Everyone needs a spiritual shed – a place where they can retreat, think, take time out, reflect and recharge their batteries. Mine is running along the canal and river banks. As a working mother of five daughters, who is taxi service, referee, cook, homework police, and carer; I find the act of putting on my trainers, leaving the house and running by water, calms me. There are no demands along the canal; just the monotonous sound of my feet pounding the path, which becomes a rhythm, a beat of a new song where I am drawn into the wonderful world of nature. I never listen to music while I run because it drowns out the natural chorus around me.

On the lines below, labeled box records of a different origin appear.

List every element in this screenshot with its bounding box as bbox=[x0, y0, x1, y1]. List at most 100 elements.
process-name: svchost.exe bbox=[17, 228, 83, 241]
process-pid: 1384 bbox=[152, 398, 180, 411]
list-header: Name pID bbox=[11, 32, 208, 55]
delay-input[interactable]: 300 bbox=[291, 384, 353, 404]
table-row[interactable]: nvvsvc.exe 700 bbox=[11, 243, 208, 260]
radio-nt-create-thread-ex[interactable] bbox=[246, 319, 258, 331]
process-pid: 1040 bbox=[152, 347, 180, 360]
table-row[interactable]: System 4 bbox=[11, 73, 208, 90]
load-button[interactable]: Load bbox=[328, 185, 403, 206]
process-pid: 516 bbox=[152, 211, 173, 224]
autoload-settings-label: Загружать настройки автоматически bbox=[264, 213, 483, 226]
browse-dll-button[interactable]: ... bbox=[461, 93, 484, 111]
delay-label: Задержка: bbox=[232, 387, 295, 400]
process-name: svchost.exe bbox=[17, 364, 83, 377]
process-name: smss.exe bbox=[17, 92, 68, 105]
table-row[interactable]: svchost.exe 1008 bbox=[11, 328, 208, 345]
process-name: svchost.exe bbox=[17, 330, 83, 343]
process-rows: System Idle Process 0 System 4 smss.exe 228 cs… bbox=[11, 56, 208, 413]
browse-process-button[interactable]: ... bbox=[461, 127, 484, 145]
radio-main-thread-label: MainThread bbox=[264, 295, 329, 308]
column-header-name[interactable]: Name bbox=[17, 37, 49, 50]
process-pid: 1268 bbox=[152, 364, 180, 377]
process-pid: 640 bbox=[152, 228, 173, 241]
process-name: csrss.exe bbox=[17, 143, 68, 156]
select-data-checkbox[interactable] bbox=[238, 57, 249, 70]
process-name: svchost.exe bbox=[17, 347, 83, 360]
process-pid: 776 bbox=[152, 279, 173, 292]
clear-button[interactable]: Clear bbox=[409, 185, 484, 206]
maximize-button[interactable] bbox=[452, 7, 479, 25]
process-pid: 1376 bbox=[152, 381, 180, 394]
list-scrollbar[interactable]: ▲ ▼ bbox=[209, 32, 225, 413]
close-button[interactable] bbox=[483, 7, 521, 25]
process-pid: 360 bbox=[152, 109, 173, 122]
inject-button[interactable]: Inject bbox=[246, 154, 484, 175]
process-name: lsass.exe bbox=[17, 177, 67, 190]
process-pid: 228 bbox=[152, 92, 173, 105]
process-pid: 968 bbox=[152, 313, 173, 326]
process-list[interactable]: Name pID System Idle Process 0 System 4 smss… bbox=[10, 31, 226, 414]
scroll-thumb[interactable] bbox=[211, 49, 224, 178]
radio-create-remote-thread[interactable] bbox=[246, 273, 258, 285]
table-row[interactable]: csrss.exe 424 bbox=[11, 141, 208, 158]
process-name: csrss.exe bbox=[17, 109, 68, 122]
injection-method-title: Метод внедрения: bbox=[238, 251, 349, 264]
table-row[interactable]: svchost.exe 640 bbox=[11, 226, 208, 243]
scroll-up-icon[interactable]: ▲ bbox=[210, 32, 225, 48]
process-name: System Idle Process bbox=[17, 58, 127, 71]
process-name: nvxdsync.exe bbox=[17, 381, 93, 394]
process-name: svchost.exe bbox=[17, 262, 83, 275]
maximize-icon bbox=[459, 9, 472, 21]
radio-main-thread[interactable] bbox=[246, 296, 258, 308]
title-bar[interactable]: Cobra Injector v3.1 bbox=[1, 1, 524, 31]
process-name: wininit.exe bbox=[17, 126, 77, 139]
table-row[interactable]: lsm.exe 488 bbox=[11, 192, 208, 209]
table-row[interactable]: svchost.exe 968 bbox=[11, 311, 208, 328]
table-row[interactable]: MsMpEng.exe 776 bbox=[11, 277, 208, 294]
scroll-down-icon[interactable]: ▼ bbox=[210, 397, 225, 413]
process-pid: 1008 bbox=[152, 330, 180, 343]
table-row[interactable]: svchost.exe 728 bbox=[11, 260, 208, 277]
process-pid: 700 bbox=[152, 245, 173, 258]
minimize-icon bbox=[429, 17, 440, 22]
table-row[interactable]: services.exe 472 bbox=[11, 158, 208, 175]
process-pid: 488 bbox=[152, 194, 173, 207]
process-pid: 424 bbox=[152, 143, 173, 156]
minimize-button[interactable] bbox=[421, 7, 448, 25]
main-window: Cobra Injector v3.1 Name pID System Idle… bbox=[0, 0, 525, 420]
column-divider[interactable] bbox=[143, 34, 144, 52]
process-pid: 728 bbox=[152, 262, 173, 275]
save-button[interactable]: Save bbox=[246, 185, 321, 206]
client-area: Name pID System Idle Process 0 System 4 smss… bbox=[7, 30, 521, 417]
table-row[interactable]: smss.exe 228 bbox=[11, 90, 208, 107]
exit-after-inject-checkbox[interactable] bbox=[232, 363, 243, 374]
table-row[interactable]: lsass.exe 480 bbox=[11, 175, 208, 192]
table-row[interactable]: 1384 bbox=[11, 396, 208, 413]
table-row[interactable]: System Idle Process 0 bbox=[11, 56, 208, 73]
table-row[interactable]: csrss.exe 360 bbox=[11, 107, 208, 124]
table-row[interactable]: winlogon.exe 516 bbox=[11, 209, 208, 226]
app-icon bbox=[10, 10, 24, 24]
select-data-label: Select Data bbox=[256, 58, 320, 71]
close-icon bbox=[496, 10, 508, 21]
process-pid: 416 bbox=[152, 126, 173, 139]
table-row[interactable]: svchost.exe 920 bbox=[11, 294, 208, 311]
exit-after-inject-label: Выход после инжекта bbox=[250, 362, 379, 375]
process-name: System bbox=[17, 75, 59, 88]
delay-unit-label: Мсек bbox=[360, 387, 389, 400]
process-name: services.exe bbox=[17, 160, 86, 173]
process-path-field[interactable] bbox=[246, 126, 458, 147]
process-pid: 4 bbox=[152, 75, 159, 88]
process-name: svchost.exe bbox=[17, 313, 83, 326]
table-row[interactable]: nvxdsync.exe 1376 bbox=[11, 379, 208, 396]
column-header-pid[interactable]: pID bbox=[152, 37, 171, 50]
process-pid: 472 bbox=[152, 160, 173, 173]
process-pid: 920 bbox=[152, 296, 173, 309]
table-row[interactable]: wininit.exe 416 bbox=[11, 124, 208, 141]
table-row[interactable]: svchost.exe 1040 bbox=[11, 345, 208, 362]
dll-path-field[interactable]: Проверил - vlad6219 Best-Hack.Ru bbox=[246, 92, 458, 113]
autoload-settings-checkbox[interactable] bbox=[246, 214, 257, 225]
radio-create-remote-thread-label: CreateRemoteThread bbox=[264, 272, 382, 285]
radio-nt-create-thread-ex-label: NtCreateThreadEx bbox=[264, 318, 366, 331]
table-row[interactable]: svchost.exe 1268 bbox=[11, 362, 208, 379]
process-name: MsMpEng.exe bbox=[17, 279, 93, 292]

I join a generation of modern-day canal enthusiasts who enjoy being on, or by the side of this wonderful facility. Not so long ago, it was a very different scene – a working place. Today it is for leisure and pleasure I use it. Yet, reading the stories of the people who lived and worked here at the National Waterways Museum in Gloucester, I have fresh respect for those industrious historic figures.
At least five times a week I can be seen running along the Stroudwater Navigation and Thames and Severn canals. The water on one side; the remains of mills on the other. I identify with author Hilary Mantel when she says history is “what's left in the sieve when the centuries have run through it.”
I run in the present, the now, but all around me is evidence of another time, another place. Stroud's ‘string of pearls,' the collective name for the 170 or more mills, which once roared with the thundering sound of fulling stocks, power looms and water wheels, now have a different sound. Some are restaurants, council offices, fitness suites, private homes and industrial units. Only two of those original pearls remain – Lodgemore and Cam Mills – which still make woollen cloth of international importance, tennis balls for Wimbledon and billiard cloth for World championships.